First, anything that more precisely meets the needs of the child will work better. This is the great lesson from M. Montessori.
The teaching method must be teachable! This is a lesson from both Montessori and Dewey. The transcendentalists failed here.
It might be wise to base conservative programs on classical education, which reliably teaches valuable skills to the majority of Myers-Briggs temperaments, by teaching facts.
Programs that test individual learning, and teach to mastery of a subject have been proven by the state of Kentucky to be far more effective than group instruction with compromise schedules, or even class-size reduction.
Schools with limited resources can use a grammar-school-only approach, using students as teachers. If the culture supports it, perhaps the economic discipline of the Lancaster school can reduce costs even further. However, much of the success of Lancaster's "school economy" was that the children were natives of an intensely mercantile culture.
In order to be effective, classroom instruction needs to change subjects at times near a typical student's attention span, which can be as frequently as every two minutes for young children. This is one of the tricks that seems to help Marva Collins teach. The other is a genuine love of students-- which cannot be trained, and therefore must be selected-for.
The Myers-Briggs temperaments fall into four broad categories, each sufficiently different to justify completely different educational theories.
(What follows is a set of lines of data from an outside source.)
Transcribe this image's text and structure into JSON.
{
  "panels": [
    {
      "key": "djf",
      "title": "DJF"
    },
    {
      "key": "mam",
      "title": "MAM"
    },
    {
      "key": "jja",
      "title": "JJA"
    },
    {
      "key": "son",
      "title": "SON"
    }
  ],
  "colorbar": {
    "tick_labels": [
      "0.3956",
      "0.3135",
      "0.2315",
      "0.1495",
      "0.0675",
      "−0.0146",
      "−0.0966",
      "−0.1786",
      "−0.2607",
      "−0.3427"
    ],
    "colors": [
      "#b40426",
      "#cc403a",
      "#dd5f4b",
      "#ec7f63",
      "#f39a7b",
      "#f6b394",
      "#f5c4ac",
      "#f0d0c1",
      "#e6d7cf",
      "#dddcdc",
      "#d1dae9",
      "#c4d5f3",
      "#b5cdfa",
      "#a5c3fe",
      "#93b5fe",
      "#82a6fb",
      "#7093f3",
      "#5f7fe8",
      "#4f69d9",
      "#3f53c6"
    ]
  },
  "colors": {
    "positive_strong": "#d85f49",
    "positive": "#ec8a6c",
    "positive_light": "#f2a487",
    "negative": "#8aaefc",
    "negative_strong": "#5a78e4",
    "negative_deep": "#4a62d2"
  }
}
It might be socially profitable to test and target these temperaments with special curricula.
Some of the Myers-Briggs temperaments are known to despise educational material that lacks theory. Therefore, effective curricula need to raise and answer "which" and "why" questions, to teach students with "intuitive" (Myers-Briggs) modalities.
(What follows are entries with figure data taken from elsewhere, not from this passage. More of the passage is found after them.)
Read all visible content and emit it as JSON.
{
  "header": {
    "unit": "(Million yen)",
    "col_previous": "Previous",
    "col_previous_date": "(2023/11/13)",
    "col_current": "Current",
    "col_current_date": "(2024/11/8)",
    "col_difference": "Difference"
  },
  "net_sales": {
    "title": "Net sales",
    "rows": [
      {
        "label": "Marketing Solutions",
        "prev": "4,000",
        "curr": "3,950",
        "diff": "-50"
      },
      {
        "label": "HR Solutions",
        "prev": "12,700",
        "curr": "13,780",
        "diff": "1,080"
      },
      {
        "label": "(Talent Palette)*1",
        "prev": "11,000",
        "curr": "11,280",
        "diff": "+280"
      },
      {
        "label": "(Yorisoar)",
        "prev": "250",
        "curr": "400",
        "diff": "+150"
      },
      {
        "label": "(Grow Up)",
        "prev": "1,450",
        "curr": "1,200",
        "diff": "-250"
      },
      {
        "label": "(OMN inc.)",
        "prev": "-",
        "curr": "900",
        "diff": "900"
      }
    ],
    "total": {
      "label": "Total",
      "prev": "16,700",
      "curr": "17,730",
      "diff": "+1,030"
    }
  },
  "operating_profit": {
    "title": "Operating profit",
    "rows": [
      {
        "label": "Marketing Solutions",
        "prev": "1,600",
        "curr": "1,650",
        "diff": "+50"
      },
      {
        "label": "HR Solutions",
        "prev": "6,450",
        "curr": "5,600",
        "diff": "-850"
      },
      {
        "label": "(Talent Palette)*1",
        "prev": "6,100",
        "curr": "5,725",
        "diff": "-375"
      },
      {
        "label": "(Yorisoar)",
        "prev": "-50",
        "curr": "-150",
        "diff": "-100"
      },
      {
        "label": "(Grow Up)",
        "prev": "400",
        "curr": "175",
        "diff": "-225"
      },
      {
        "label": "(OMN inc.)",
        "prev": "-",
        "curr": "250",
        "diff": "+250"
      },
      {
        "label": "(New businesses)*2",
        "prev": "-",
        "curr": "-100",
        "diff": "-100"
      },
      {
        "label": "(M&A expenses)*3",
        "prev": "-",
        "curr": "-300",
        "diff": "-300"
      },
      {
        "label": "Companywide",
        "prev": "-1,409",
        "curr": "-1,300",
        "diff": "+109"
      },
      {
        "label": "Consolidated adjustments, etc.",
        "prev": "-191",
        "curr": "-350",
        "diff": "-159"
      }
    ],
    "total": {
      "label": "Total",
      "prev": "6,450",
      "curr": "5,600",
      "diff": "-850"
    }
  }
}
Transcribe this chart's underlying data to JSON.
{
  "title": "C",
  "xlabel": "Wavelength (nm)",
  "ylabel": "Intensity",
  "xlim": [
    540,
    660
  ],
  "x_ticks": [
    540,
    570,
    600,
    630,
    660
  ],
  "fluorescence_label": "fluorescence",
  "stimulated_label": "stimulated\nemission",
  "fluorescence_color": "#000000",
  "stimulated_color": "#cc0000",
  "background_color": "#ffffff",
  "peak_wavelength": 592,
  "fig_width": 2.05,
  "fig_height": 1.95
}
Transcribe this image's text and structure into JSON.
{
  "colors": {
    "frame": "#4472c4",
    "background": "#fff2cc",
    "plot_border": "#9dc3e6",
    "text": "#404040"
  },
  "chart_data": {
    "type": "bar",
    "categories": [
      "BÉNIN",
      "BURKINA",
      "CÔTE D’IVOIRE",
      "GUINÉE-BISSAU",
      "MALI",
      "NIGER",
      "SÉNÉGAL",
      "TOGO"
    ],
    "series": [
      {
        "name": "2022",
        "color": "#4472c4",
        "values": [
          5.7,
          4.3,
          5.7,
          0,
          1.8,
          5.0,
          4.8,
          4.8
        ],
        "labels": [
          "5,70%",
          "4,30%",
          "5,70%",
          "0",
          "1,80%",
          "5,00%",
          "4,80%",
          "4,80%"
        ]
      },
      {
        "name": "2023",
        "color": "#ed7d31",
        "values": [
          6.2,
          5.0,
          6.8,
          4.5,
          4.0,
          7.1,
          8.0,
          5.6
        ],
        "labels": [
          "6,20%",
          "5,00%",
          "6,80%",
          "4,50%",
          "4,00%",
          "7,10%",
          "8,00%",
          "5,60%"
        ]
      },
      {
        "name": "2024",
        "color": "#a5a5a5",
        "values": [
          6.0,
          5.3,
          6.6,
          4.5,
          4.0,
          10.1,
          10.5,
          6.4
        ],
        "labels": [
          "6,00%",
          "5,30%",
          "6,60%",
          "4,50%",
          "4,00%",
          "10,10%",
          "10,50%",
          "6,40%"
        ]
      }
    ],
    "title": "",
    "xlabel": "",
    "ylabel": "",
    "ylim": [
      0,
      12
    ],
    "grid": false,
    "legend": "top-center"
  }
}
Philosophers identify independent, logical reasoning as a precondition to most western science, engineering, economic and political theory. Therefore, every educational program that desires to improve students' outcomes in political, health and economic behavior should include a Socratically-taught set of classes to teach logic and critical thinking.
Another valuable reform is to permit students to test out of classes. This saves resources, increases motivation, directs individual study, and reduces boredom and disciplinary problems.
To support inexpensive continuing adult education a community needs a free public library. It can start modestly as shelves in an attended shop or government building, with donated books. Attendants are essential to protect the books from vandalism. Adult education repays itself many times over by providing direct opportunity to adults. Free libraries are also powerful resources for schools and businesses.
New programs based on modern learning theories should be quantitatively investigated for effectiveness. A notable reform of the education system of Massachusetts occured in 1997.